By: | Updated: August 16, 2019 12:51 PM

Hey, we are back! Not that we were offline or something, but with another electric vehicle maker. The Shado group has entered the Indian market and merged with Bangalore-based Adarin Engineering Technologies. This merger will help both the companies, in the sense Adarin’s expertise lies in the automotive powertrain and control technology. Shado in the meanwhile provide expertise in battery technology – specifically the ultracapacitor batteries. Shado has a facility in Pune that is spread across 35,000sqft. This factory is capable of producing 1,000 vehicles in a month. As is usually the case, if there is a high demand, production can be ramped up.

The Shado group is funded both by individuals and corporations. The brand aims to invest $10 million over the next two years in India. Ms Kajal Shah (CEO and co-founder Adarin Engineering Technologies), Ben Lim and Saurabh Markandeya (co-founder and co-CEO) are claimed to be the founders of Shado Group. The aim is to manufacture and sell affordable, low voltage and high-performance instantly-charged electric three wheelers. The three-wheeler vehicles come in two types - passenger and cargo variants. Currently, the passenger is priced at Rs 2.2 lakh without batteries. The batteries are available on lease to B2B customers. Speaking of which, the company currently caters to only the fleet market. They intend to be a B2B business, initially targeting the commercial sector. Hence, they tie up directly with companies, such as logistics firms, SMEs, delivery companies, fleet aggregators etc. In the future,  Shado will partner with large automotive companies and utilise their dealership network to reach the end-user. With the help of the e-logistics companies, the cost of operation is expected to be lowered by a significant 25-30 per cent.

The initial plan is to sell 300 e-rickshaws per month in the next few months, with plans to scale to 1,000 per month. Shado plans on starting in Bangalore before expanding into other Indian cities. Thereafter the company plans to expand into Southeast Asia and other developing markets. The Shado group provides warranty and service support for the entire projected life of the vehicle - five years. When a customer buys the vehicle, charging infrastructure too is provided which includes on-grid outlets as well as mobile charging stations.

All this is fine, let's talk about the product in question - ERICK. Saurabh says that the complete vehicle will be produced in India. The Pune manufacturing plant will produce motors, transmission, motor controllers and battery packs. The battery cells are presently imported. The e-rickshaw is capable of running 70km on a full charge. It might sound too low given that this vehicle is being sold in 2019. However, if you factor in the 5-10 minutes of charging time from a drop charger that Shado provides, this makes sense. The drop charging station can be a fixed, on-grid point or from a mobile, truck-mounted charging point. ERICK makes use of an ultracapacitor battery that itself uses di-electric material. The latter, Saurabh says, does not produce any chemical reaction (unlike traditional Li-ion batteries). This in turn means they last much longer and charge quicker.

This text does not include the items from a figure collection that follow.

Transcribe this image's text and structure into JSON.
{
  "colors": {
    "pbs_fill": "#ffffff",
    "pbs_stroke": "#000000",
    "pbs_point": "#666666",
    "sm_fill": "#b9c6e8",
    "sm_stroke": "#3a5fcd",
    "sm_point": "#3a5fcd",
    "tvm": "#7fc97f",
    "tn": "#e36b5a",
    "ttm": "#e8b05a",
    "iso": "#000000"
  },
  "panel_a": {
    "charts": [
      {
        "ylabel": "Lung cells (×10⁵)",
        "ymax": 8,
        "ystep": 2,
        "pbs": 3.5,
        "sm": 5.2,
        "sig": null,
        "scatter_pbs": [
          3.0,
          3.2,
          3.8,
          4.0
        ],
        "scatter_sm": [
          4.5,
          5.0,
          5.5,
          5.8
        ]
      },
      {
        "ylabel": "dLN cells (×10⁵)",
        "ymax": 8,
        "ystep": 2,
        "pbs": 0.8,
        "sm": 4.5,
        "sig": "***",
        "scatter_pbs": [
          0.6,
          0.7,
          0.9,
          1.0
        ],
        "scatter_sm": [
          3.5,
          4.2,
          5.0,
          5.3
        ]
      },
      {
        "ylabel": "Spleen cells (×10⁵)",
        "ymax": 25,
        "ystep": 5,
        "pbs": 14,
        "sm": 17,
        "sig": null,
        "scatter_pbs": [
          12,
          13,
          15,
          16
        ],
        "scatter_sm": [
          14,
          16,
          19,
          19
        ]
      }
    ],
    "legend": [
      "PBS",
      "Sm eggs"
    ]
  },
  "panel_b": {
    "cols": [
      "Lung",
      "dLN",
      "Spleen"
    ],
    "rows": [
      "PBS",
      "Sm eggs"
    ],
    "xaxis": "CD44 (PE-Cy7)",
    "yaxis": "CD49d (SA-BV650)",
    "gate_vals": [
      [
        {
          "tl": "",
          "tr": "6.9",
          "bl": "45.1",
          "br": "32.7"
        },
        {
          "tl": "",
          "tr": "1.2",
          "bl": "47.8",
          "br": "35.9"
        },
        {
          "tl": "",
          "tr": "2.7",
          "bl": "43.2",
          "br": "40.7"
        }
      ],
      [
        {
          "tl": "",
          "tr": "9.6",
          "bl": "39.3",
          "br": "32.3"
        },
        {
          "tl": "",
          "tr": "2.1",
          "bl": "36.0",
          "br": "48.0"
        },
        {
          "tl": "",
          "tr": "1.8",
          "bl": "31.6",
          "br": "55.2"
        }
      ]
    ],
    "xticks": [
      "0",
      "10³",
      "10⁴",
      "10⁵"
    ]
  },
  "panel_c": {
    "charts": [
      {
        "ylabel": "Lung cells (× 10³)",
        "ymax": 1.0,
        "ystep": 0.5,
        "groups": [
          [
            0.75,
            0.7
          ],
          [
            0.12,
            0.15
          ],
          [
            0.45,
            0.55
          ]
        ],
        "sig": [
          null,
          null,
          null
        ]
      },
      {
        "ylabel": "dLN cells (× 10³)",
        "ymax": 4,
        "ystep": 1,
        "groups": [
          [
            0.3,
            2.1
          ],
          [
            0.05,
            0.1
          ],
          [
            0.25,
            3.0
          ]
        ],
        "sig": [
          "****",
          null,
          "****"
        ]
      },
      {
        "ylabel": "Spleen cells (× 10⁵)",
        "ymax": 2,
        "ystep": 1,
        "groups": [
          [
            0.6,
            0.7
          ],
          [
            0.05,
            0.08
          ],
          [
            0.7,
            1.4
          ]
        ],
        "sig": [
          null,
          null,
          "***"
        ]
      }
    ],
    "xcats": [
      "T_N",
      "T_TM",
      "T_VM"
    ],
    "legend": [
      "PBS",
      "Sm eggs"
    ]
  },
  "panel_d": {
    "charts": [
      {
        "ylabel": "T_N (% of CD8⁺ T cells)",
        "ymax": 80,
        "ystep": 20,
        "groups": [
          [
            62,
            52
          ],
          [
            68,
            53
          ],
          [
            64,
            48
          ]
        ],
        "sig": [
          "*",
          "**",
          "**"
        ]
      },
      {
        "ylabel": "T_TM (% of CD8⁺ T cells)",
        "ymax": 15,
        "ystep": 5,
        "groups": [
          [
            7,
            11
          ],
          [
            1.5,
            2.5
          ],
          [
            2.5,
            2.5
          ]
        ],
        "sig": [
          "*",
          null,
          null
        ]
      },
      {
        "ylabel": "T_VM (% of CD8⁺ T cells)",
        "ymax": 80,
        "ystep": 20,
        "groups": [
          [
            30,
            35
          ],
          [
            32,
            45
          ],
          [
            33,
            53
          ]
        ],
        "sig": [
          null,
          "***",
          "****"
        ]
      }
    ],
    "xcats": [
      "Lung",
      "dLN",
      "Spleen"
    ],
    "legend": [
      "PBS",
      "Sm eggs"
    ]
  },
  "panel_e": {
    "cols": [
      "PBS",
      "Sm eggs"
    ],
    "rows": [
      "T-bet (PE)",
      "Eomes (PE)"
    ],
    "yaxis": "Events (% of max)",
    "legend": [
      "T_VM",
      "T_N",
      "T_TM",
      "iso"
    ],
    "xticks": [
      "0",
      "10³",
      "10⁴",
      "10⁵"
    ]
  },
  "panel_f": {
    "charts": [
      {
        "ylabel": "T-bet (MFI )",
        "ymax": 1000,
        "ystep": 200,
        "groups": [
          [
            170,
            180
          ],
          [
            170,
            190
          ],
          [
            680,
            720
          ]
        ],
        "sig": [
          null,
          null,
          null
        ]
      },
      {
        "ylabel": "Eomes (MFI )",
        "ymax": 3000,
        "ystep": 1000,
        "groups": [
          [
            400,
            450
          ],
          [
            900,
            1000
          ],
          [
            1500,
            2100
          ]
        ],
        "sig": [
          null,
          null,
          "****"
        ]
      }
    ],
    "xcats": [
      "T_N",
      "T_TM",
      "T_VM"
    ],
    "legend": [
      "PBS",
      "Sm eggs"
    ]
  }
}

Fleet owners will get an annual maintenance contract from the company and this is extendable to five years. At present, Saurabh says that the ERICK has competition from Chinese products. These Chinese vehicles are typically low voltage but also low performance in terms of load carrying, hill climb and speed. There are other Indian companies too who develop locally assembled EVs using similar imported components with limited success. However, many of these companies are unable to provide adequate after-sales maintenance and support. Furthermore, their technology is relatively expensive and lower quality – their batteries take hours to charge, not minutes, for example. Additionally, other companies are unable to create a true EV ecosystem that will be able to support the mass adoption among both businesses and customers.

Future products, Saurabh says, include electrical vehicles for the agriculture sector. He, however, refuses to divulge further details. At present, a potential customer can experience or book the vehicle through Shado or Adarin websites.